Eric Staal was named the Carolina Hurricanes captain today. My question is why now--- why not two years ago?? While Rod Brind'Amour should be commended for his years of service in the NHL and the lore behind him, in this day-in-age, it's almost a lead by example kind of role. This is why you saw young guns like Mike Richards and Jonathan Toews being named captain early on because they are character players.

Yet, you have to wonder how many times the captaincy change is long overdue. The Southeast Division alone has had two captaincy changes that have seemingly been long overdue. The Staal situation this time and a few weeks back Chris Clark getting traded from Washington, thus giving the captaincy to Alex Ovechkin-- with Clark being the stop-gap of captains so that Ovechkin got more comfortable with the language and leadership role. Both you could almost see happening at anytime, with some saying (especially in the Caps situation), the team already belonged to the next in line and it was a matter of time. At least in the Caps case, they traded him away. You have to wonder what will happen in the Canes locker room with Brind'Amour still being there-- maybe peering over at Staal and putting him under a microscope at every turn. While Brind'Amour may have had veto power and not used it, you can still bet there's something stewing deep inside him that's not sitting right.

While a stop-gap is alright, it almost seems like a slight to the guy you name captain. In Clark's case, everyone knew that it was Ovechkin's team; but why did they have to put the "C" on him?? It could have been due the youth of the team needing some kind of figurehead and Clark was the most experienced one there. What makes it interesting is the cases of the Montreal Canadiens and Toronto Maple Leafs of this season, where they have no captain. They have guys who could be put into that role, but yet-- nothing has come from it. Does that speak to the lack of leadership the vets on that team have or that they don't want one guy to stand out on a team full of leaders?? Obvious, the examples could be fit to the teams very easily if you think about it.

How do you know if a captain has worn out his welcome and when does it start becoming a distraction?? Most of the times, the captain get striped of his "C" due to fights with management, like Alexei Yashin in Ottawa, just being replaced by new blood like Mike Modano in Dallas, or the coach calling a player out like in Patrick Marleau's case this past summer in San Jose. Other than that-- it's almost due to the captain leaving to free agency, retirement, or in a somewhat rare case-- trade, where a captain loses his "C" from a team he was on. At least in Marleau's case, it woke him up for the regular season, but the true test for him will be in the playoffs. As far as wearing out a welcome, how much of a shot in the arm is it for the team, especially knowing they let their leader down. If the captain isn't safe from being targeted, you can only imagine how the players feel when it comes to whether or not they will be next to be called out, demoted, or even sent off the team.
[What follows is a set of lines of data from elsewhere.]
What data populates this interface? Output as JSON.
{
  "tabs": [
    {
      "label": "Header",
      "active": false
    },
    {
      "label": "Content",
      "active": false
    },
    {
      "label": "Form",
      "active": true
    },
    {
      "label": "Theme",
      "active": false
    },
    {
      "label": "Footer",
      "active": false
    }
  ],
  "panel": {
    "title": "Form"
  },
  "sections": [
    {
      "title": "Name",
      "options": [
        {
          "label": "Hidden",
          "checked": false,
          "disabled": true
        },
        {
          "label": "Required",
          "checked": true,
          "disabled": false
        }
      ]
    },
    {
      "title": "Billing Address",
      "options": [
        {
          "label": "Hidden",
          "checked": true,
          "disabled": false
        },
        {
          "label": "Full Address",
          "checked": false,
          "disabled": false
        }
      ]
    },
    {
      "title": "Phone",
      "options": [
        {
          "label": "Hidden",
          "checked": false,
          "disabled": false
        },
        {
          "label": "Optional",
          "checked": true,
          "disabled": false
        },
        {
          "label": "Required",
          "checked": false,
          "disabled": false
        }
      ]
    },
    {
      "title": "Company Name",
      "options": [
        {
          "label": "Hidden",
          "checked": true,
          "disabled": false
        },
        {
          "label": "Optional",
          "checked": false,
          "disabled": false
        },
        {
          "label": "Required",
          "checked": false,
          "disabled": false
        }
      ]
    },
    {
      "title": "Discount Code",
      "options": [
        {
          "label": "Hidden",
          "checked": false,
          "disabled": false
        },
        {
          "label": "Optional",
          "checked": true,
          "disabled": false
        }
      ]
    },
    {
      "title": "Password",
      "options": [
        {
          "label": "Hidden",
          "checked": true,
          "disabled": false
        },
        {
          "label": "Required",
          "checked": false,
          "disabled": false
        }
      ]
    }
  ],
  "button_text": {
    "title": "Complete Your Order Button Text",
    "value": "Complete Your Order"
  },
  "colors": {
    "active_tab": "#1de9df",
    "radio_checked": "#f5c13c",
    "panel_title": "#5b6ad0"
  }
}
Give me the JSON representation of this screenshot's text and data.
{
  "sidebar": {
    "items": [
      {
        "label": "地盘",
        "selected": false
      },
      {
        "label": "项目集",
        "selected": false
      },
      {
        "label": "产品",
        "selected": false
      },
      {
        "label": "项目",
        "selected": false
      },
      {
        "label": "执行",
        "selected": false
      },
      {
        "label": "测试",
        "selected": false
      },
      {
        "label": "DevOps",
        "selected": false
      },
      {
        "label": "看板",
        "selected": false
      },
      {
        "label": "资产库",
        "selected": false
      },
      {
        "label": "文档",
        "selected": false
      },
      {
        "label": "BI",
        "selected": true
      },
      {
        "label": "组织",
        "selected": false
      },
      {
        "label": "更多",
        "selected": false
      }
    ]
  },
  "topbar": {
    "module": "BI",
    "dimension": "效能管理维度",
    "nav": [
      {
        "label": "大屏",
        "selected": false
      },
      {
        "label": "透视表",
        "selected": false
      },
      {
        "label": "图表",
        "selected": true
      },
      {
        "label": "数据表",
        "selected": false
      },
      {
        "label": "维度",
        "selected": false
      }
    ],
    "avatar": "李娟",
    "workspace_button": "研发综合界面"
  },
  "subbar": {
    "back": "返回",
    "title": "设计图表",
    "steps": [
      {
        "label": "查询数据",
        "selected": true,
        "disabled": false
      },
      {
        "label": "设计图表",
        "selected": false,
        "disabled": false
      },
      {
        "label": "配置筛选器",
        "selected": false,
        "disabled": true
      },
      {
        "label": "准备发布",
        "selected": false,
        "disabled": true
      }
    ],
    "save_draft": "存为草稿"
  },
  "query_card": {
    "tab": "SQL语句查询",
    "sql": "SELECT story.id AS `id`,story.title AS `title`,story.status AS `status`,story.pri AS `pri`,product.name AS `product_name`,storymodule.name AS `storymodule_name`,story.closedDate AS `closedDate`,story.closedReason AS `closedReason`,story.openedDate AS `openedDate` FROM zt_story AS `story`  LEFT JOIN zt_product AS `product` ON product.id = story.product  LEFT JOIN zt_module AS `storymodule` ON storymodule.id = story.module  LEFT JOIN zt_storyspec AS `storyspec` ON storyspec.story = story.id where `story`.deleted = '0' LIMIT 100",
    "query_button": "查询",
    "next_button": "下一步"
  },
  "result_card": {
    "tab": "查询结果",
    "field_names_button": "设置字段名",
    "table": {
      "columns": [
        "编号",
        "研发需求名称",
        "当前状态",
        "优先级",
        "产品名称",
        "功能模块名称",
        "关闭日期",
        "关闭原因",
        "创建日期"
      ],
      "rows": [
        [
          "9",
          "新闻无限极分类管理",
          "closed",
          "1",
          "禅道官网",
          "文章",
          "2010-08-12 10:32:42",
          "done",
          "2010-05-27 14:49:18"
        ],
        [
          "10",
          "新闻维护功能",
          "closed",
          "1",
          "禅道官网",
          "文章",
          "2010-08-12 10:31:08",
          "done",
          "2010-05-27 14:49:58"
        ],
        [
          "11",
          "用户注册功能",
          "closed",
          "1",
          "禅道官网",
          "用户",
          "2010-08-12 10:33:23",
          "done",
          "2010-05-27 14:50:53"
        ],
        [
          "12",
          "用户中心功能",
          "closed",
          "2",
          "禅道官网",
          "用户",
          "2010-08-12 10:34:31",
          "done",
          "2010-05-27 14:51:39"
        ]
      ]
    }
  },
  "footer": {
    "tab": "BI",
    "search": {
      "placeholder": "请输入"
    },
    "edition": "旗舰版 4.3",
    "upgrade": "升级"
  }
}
Conversely to letting your captain down, what if the captain let the team down?? The fact of the matter is that Brind'Amour's play has been subpar at best in the past few seasons and really shouldn't have be a surprise that he could be wearing down physically. This is obviously a move that was in the making, but you would have only hoped that Brind'Amour would have been the one to announce he was stepping down as captain, rather than having the Canes management go up and almost run him down, so to speak, when it comes to stripping him of the captaincy.

By the way, the longest serving captain to date is Daniel Alfredsson since the 1999-2000 season.

While it's good for teams to actually excel their young stars into the leadership role, there's much better ways to do it than to trade away or strip your current captain of their role. Especially to do it mid-season, it has the ability to shake-up a teams psyche for the better or worse-- which is a delicate balance. Luckily, for the recent changes-- the Caps seemed to know the change was going to happen and were over it pretty quickly, while the Canes season couldn't get much worse. Even so, it may set a bad precedent for possible changes down the line.

1 comment:

"Dave Schultz" said...

Rod should have stepped aside (or retired) long ago and the reigns handed to EStaal. I feel a little embarrassed for him that JR had to essentially take the captaincy from him, telling him he's irrelevant (even though pretty much true), and giving it to the kid who was obviously next in line.